Budget is 'failed opportunity to help poor'
While aid agencies have congratulated the Chancellor for protecting overseas aid, other organisations say the Budget will not bring relief to those affected by poverty closer to home.
The Association of Christian Financial Advisers said today's Budget was a "mixed bag" bringing some good news for businesses but failing to help those affected by the Government's spending cuts.
The organisation welcomed the reduction of employers' National insurance, capital gains tax relief for employees buying a business, and a reduction in corporation tax to 20 per cent.
It was also positive about the increase of tax-free earnings to £10,000, the abolition of the "confusing" 10 per cent tax rate, and the cancellation of fuel duty rises.
However, it added that there was little to help Britain's poorest. The child voucher scheme "ignores" poor lone families unable to find work and families with a parent staying at home, it said.
There was disappointment that the Chancellor did not take action to slash exorbitant interest charges on payday loans which "exploit the most vulnerable".
The 20 per cent home loan scheme also fails to address the "root problem" of the shortage of affordable social housing.
ACFA spokesman Arwyn Bailey said: "The budget may be good for business, but there is little by way of a helping hand for the poorest in our society."
The social action arm of the Catholic Church in England and Wales, CSAN, said changes to the personal tax allowance and childcare support would provide "welcome assistance" to some people.
However, CSAN chief Executive Helen O'Brien said the Budget would do nothing to mitigate the "unprecedented" financial pressure on poor families.
She pointed to the Government's defeat on Tuesday of attempts to protect child-related benefits from significant real-term cuts, which CSAN and others warn will force 200,000 more children into absolute poverty.
The under-occupancy penalties, cuts to council tax support and the abolition of the discretionary social fund coming into force next month will affect hundreds of thousands of families and further escalate the UK's "poverty crisis", she warned.
"Beyond the immediate human cost this will have an extremely harmful impact upon our economy and our society in the long run," she said.
"Spending priorities should be urgently reassessed in order to ensure that a basic safety net is restored for low paid, disabled or unemployed parents and their children."
Cathy Corcoran, chief executive of the Cardinal Hume Centre, said many families were already at "breaking point". She called for a re-think of how the Government could support families and counter the "real and rising human cost" of spending cuts.

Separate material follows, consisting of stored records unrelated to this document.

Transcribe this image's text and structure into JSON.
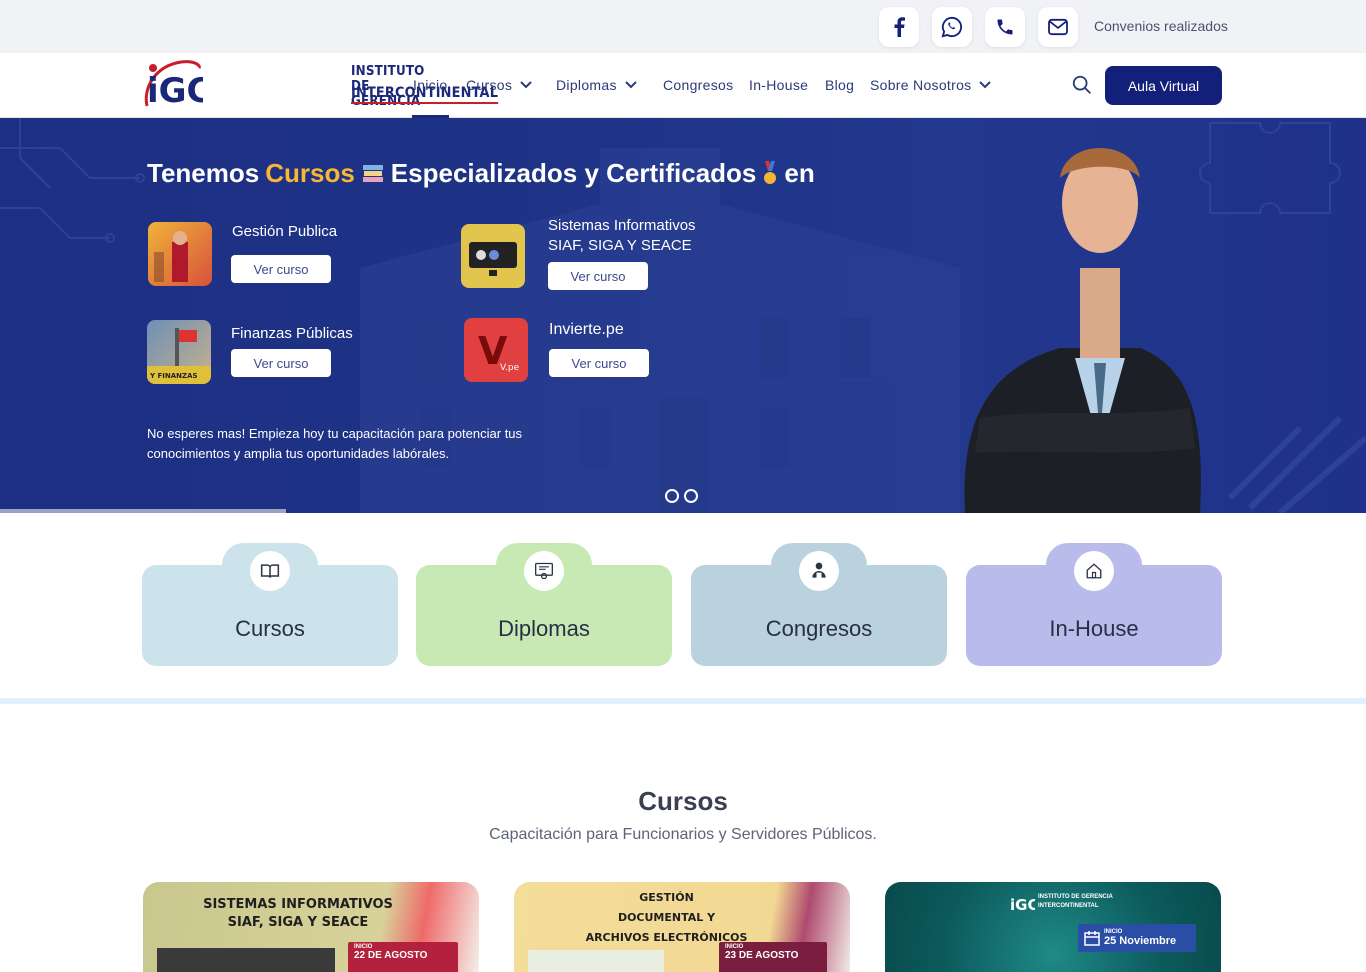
{
  "topbar": {
    "socials": [
      {
        "icon": "facebook-icon"
      },
      {
        "icon": "whatsapp-icon"
      },
      {
        "icon": "phone-icon"
      },
      {
        "icon": "mail-icon"
      }
    ],
    "convenios": "Convenios realizados"
  },
  "logo": {
    "mark": "iGC",
    "line1": "INSTITUTO DE GERENCIA",
    "line2": "INTERCONTINENTAL"
  },
  "nav": {
    "items": [
      {
        "label": "Inicio",
        "dropdown": false,
        "active": true
      },
      {
        "label": "Cursos",
        "dropdown": true
      },
      {
        "label": "Diplomas",
        "dropdown": true
      },
      {
        "label": "Congresos",
        "dropdown": false
      },
      {
        "label": "In-House",
        "dropdown": false
      },
      {
        "label": "Blog",
        "dropdown": false
      },
      {
        "label": "Sobre Nosotros",
        "dropdown": true
      }
    ],
    "aula": "Aula Virtual"
  },
  "hero": {
    "title_part1": "Tenemos",
    "title_accent": "Cursos",
    "title_part2": "Especializados y Certificados",
    "title_part3": "en",
    "courses": [
      {
        "name": "Gestión Publica",
        "button": "Ver curso"
      },
      {
        "name_line1": "Sistemas Informativos",
        "name_line2": "SIAF, SIGA Y SEACE",
        "button": "Ver curso"
      },
      {
        "name": "Finanzas Públicas",
        "button": "Ver curso"
      },
      {
        "name": "Invierte.pe",
        "button": "Ver curso"
      }
    ],
    "description": "No esperes mas! Empieza hoy tu capacitación para potenciar tus conocimientos y amplia tus oportunidades labórales.",
    "slide_count": 2,
    "thumb_label_finanzas": "Y FINANZAS",
    "thumb_label_invierte": "V.pe"
  },
  "categories": [
    {
      "label": "Cursos",
      "icon": "book-icon",
      "color": "#cde3eb"
    },
    {
      "label": "Diplomas",
      "icon": "certificate-icon",
      "color": "#c8e8b4"
    },
    {
      "label": "Congresos",
      "icon": "speaker-icon",
      "color": "#bad2dd"
    },
    {
      "label": "In-House",
      "icon": "home-icon",
      "color": "#b9bceb"
    }
  ],
  "section": {
    "title": "Cursos",
    "subtitle": "Capacitación para Funcionarios y Servidores Públicos."
  },
  "cards": [
    {
      "title_line1": "SISTEMAS INFORMATIVOS",
      "title_line2": "SIAF, SIGA Y SEACE",
      "badge_small": "INICIO",
      "badge": "22 DE AGOSTO"
    },
    {
      "title_line1": "GESTIÓN",
      "title_line2": "DOCUMENTAL Y",
      "title_line3": "ARCHIVOS ELECTRÓNICOS",
      "badge_small": "INICIO",
      "badge": "23 DE AGOSTO"
    },
    {
      "logo_line1": "INSTITUTO DE GERENCIA",
      "logo_line2": "INTERCONTINENTAL",
      "badge_small": "INICIO",
      "badge": "25 Noviembre"
    }
  ]
}
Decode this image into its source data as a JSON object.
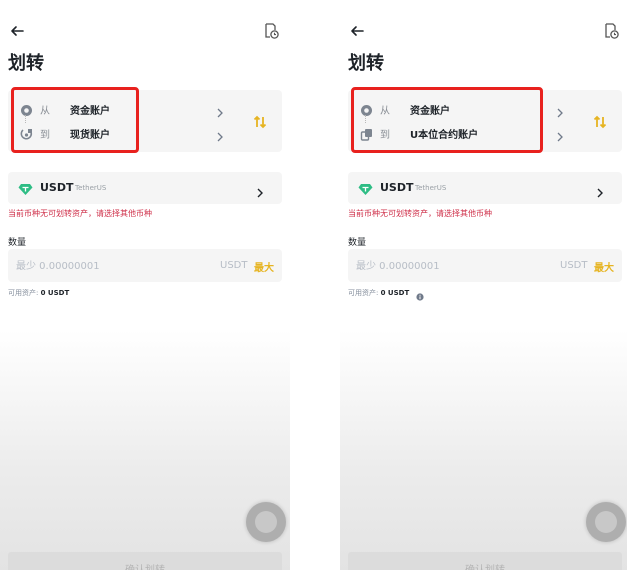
{
  "panels": [
    {
      "title": "划转",
      "from_label": "从",
      "from_value": "资金账户",
      "to_label": "到",
      "to_value": "现货账户",
      "coin": "USDT",
      "coin_full": "TetherUS",
      "warning": "当前币种无可划转资产，请选择其他币种",
      "amount_label": "数量",
      "amount_placeholder": "最少 0.00000001",
      "amount_unit": "USDT",
      "max_label": "最大",
      "available_label": "可用资产:",
      "available_value": "0 USDT",
      "confirm_label": "确认划转"
    },
    {
      "title": "划转",
      "from_label": "从",
      "from_value": "资金账户",
      "to_label": "到",
      "to_value": "U本位合约账户",
      "coin": "USDT",
      "coin_full": "TetherUS",
      "warning": "当前币种无可划转资产，请选择其他币种",
      "amount_label": "数量",
      "amount_placeholder": "最少 0.00000001",
      "amount_unit": "USDT",
      "max_label": "最大",
      "available_label": "可用资产:",
      "available_value": "0 USDT",
      "confirm_label": "确认划转"
    }
  ],
  "colors": {
    "highlight": "#e8211e",
    "accent": "#e6b422",
    "warning": "#cf304a",
    "coin_icon": "#2ebd85"
  },
  "icons": {
    "back": "arrow-left-icon",
    "history": "history-icon",
    "from": "wallet-circle-icon",
    "to_panel1": "spot-account-icon",
    "to_panel2": "futures-account-icon",
    "swap": "swap-vertical-icon",
    "coin": "usdt-diamond-icon",
    "chevron": "chevron-right-icon",
    "info": "info-icon"
  }
}
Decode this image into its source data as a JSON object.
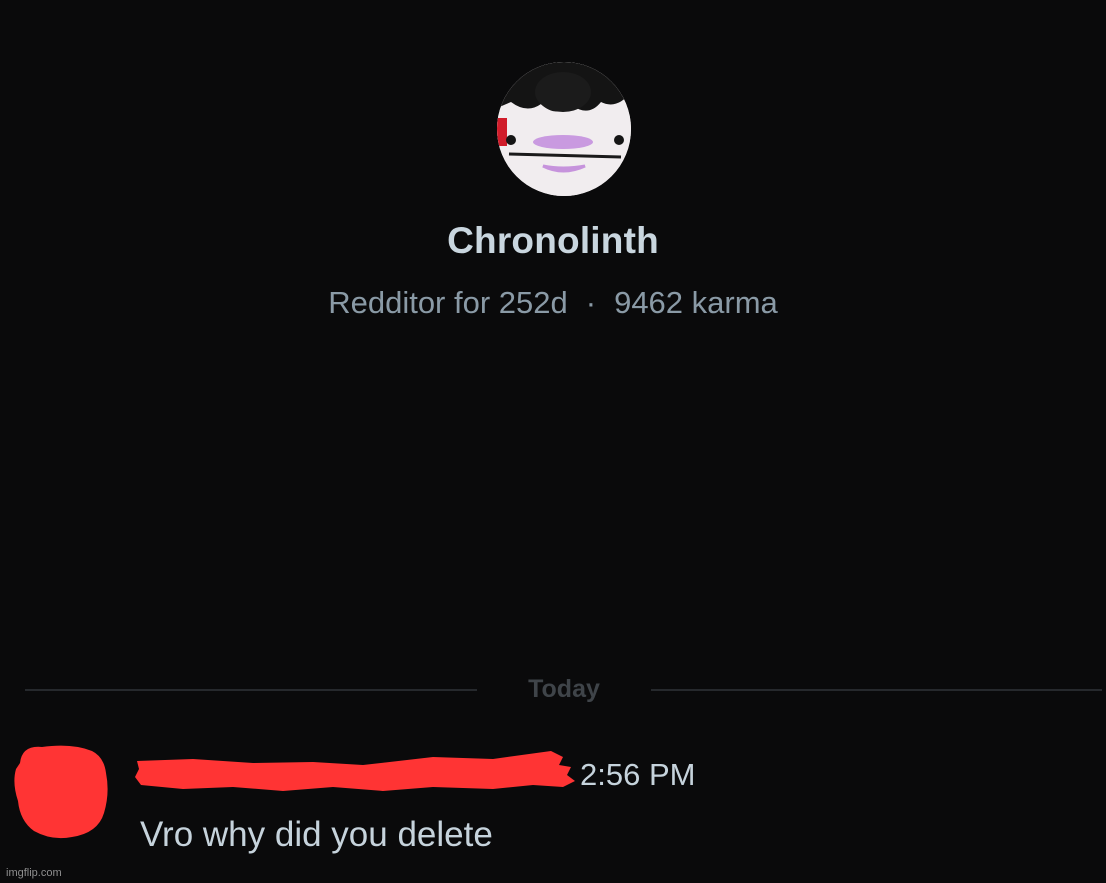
{
  "profile": {
    "avatar_icon": "cartoon-face-avatar",
    "username": "Chronolinth",
    "age_text": "Redditor for 252d",
    "separator": "·",
    "karma_text": "9462 karma"
  },
  "divider": {
    "label": "Today"
  },
  "message": {
    "sender_redacted": true,
    "redaction_color": "#ff3434",
    "time": "2:56 PM",
    "text": "Vro why did you delete"
  },
  "watermark": "imgflip.com",
  "colors": {
    "background": "#0a0a0b",
    "username": "#c9d6df",
    "meta": "#8a9aa6",
    "divider_label": "#3f4449",
    "message_text": "#c6d3dc"
  }
}
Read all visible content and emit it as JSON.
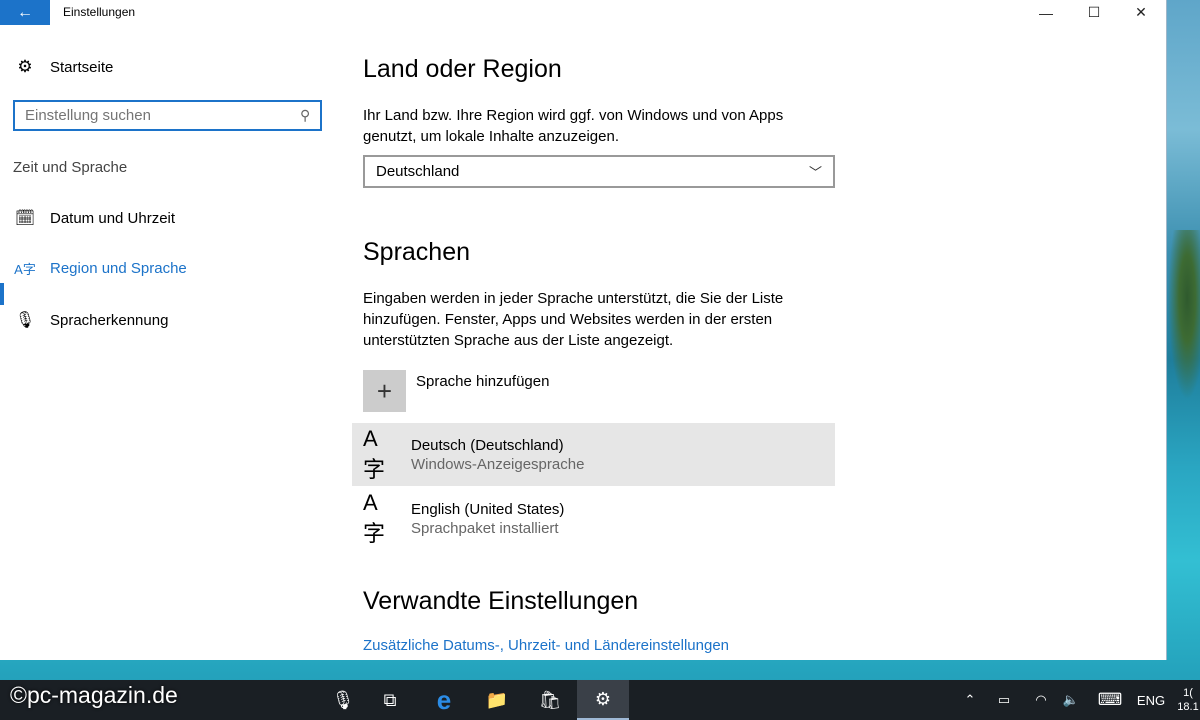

Money advice website, MyFamilyClub.co.uk welcomed the fuel duty freeze and tax-allowance rise but said the Government continues to "pay lip service to families in need".
MyFamilyClub chief executive Gemma Johnson said: "After a tough winter, families across Britain looked to this year's Budget for some evidence that the Government is not only listening but responding to the worries of hard-working families across the country," she said.
"We welcome the government's tax-breaks for working parents, but families need help now -
not 2015. These new arrangements also leave stay-at-home mums and dads at a huge disadvantage, especially when many have had their child benefit cut.
"We worry that this Government is just paying lip service to the families most in need."